The expense rules are a tricky nut in possible EU negotiations. Now various voices are being raised that this would work even without agreement. SRF domestic editor Matthias Strasse with the most important answers to the expense question.

Matthias Strasser

Domestic editor


Open the people box
Close the people box

Matthias Strasser is a domestic editor and has been working for Radio SRF since 2019. Before that, the historian reported as a Federal House correspondent for private radio stations. His areas of expertise are European politics, transport and migration.

What are the EU expenses rules about?

They are part of the upcoming negotiations with the EU. In principle, the higher wage levels in Switzerland should be protected. The special case of expenses is worth talking about because in the EU expenses are measured based on the place where employees come from. So someone from Poland only receives the price of a Polish hotel room for an overnight stay in Switzerland.

Why is this a bone of contention?

Trade unions and employers’ associations criticize that wage protection is not effective. Foreign companies with cheaper expense approaches would have a competitive advantage. The EU, for its part, insists on the rule because it is part of the law in the EU internal market, in which Switzerland also participates.

What do the experts suggest now?

The professors of European law, Christa Tobler (University of Basel) and Astrid Epiney (University of Freiburg), also suggest that Switzerland should negotiate an exception to expenses. If this does not succeed, it should take advantage of a contradiction in EU law. This provides for exceptions that Germany, among others, uses: In Germany, German expense rules always apply.

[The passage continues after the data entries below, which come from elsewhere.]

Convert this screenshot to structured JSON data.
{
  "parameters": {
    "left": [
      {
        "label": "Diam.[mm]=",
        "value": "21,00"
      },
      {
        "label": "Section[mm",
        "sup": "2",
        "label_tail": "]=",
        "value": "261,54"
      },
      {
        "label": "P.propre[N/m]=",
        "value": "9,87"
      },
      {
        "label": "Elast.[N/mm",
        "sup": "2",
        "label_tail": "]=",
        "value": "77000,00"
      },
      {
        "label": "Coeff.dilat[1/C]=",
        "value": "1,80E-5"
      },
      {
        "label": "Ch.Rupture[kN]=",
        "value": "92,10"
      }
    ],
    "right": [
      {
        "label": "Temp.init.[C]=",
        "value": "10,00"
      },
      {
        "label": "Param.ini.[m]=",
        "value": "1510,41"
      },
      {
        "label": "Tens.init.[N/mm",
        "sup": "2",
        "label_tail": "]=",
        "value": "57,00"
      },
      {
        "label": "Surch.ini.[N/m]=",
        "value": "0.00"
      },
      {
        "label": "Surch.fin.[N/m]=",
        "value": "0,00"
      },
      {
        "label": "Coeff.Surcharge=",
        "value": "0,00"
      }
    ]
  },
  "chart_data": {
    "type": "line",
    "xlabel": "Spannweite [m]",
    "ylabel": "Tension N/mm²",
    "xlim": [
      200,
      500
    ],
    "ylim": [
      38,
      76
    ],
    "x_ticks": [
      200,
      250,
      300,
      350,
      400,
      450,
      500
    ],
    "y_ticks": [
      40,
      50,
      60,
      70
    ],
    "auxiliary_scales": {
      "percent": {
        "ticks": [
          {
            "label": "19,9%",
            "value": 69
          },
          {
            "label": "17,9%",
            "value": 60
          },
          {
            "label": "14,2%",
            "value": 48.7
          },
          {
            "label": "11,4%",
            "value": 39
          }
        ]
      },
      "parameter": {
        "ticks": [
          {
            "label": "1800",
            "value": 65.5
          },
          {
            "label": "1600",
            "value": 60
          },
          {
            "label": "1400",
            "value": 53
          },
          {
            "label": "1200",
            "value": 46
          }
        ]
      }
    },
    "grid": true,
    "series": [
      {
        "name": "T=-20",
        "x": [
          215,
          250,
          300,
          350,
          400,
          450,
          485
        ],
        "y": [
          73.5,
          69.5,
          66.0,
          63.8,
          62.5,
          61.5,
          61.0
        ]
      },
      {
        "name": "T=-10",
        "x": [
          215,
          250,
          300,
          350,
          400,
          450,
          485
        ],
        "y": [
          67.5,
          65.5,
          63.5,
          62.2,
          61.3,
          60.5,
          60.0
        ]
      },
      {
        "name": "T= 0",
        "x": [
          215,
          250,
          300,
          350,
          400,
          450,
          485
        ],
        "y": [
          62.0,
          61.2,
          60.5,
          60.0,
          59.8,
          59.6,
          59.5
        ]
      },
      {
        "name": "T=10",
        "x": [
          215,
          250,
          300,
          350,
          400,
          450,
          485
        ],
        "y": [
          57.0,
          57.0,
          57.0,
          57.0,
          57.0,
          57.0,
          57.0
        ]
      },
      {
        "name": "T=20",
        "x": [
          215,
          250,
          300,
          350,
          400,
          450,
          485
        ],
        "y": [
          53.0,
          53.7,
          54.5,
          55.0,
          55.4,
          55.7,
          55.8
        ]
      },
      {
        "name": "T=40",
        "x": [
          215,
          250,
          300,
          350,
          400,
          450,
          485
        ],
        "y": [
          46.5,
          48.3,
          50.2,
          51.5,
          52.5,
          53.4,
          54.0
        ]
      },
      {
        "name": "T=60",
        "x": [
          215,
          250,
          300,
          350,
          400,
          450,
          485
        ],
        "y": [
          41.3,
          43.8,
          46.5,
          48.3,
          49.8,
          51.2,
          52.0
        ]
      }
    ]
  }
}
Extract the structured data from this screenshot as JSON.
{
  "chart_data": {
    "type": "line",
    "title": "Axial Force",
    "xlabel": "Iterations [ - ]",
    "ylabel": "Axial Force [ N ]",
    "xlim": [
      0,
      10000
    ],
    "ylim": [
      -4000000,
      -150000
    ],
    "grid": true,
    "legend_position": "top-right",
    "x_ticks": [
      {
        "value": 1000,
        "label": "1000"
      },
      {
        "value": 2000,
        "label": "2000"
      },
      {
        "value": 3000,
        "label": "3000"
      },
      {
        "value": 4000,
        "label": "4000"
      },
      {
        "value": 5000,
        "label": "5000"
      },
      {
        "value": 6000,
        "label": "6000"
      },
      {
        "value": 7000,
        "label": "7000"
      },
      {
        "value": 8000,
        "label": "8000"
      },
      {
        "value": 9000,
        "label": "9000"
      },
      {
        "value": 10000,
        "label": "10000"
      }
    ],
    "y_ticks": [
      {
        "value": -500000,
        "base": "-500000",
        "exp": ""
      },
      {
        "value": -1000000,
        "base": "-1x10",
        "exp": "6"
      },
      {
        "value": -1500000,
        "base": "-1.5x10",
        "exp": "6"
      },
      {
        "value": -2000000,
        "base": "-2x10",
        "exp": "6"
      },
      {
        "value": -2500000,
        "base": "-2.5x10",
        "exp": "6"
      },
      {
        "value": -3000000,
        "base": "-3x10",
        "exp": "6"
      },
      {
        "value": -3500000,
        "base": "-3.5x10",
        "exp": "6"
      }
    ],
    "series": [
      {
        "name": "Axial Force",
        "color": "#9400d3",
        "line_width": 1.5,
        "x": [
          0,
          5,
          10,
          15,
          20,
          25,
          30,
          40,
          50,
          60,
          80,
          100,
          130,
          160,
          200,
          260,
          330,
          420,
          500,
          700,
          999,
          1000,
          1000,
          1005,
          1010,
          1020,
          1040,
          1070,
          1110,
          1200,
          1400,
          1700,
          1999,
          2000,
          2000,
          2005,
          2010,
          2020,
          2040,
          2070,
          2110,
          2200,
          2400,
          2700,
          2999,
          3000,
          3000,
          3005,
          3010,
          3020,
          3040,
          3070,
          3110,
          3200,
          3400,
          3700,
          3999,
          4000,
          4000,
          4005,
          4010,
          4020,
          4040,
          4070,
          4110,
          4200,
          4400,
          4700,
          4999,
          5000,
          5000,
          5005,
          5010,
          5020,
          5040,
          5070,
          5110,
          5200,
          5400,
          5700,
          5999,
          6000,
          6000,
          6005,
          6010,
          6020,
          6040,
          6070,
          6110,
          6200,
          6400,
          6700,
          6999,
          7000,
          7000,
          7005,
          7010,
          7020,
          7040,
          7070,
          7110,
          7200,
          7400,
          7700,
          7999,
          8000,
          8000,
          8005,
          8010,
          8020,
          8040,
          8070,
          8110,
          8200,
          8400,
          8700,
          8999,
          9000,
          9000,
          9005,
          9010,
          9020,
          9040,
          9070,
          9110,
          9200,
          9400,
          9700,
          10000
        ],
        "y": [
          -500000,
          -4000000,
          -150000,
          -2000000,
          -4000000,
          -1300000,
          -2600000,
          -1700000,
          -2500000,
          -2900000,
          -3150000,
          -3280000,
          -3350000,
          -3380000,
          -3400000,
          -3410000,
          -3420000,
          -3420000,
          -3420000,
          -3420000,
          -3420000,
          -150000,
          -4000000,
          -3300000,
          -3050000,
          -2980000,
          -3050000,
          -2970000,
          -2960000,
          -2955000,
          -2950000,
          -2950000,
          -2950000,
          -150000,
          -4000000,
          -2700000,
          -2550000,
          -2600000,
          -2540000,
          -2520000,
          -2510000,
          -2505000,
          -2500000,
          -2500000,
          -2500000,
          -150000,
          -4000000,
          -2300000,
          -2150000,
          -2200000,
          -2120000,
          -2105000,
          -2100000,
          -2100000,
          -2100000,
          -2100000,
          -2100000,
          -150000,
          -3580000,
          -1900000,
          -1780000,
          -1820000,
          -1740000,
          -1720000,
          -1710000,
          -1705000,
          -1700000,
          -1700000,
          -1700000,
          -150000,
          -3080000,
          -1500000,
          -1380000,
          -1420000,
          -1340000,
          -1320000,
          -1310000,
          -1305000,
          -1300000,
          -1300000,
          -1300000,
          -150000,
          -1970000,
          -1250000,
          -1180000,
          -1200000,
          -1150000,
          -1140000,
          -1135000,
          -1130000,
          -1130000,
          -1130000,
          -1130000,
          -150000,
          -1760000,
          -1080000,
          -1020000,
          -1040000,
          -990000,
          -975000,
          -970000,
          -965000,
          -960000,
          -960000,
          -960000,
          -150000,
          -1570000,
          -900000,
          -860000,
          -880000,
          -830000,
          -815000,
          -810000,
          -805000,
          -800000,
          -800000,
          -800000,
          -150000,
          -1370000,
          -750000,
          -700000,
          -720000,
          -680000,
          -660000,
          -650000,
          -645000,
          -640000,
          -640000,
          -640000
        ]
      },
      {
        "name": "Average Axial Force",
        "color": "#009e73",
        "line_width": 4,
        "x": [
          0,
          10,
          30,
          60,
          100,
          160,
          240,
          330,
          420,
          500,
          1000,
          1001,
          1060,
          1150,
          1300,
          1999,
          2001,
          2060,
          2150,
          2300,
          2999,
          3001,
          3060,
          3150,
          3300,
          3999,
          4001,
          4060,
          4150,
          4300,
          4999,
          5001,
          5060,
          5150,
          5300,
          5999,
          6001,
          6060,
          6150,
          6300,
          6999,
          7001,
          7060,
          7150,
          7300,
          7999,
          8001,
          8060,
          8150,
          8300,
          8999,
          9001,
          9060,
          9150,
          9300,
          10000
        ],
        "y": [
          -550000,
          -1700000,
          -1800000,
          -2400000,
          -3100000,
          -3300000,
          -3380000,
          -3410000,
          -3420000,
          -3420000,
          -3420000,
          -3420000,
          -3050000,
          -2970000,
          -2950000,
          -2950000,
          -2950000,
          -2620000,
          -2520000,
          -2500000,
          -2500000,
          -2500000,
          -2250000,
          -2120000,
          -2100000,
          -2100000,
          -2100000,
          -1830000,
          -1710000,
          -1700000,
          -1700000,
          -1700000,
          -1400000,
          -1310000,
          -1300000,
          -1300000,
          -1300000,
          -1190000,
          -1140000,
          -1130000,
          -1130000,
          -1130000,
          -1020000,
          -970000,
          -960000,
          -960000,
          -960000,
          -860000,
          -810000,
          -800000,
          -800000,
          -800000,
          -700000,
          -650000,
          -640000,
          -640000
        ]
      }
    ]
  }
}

According to Astrid Epiney, Switzerland could also apply the exception provision.

Two flags

Legend:

Switzerland and the EU still disagree on expenses. (symbol image)

KEYSTONE/Peter Schneider

Professor Christa Tobler also suggested that Switzerland could simply break the rules. What would that mean?

That would be the last resort. Tobler argues that the expense rules contradict the EU’s own principle of wage protection: equal pay for equal work in the same place. Switzerland could therefore risk breaking the law and point out the contradiction in any arbitration proceedings. The possibility seems viable because the number of people who come to work in Switzerland with very low expenses is very small. The consequences for Switzerland would then be correspondingly small.

How would the EU react to a rule break?

Assuming that the expenses rules were still in force in the EU and the dispute resolution rules were applied as proposed, then the arbitration tribunal would come into play, which in this case would probably involve the European Court of Justice. If Switzerland were convicted, it could resist adapting the rules. Then the EU would have the right to take proportionate compensatory measures. But these would probably not be as painful as they have been in research so far.

What does all this mean for the negotiations with the EU that may be coming soon?

If a solution can be found to the expense issue, then above all it will mean that a fear often cited by the unions will be defused. They recently made intensive use of the expense issue to call for more wage protection. If there is a solution to the expenses, the unions will lose this important collateral in the domestic political dispute.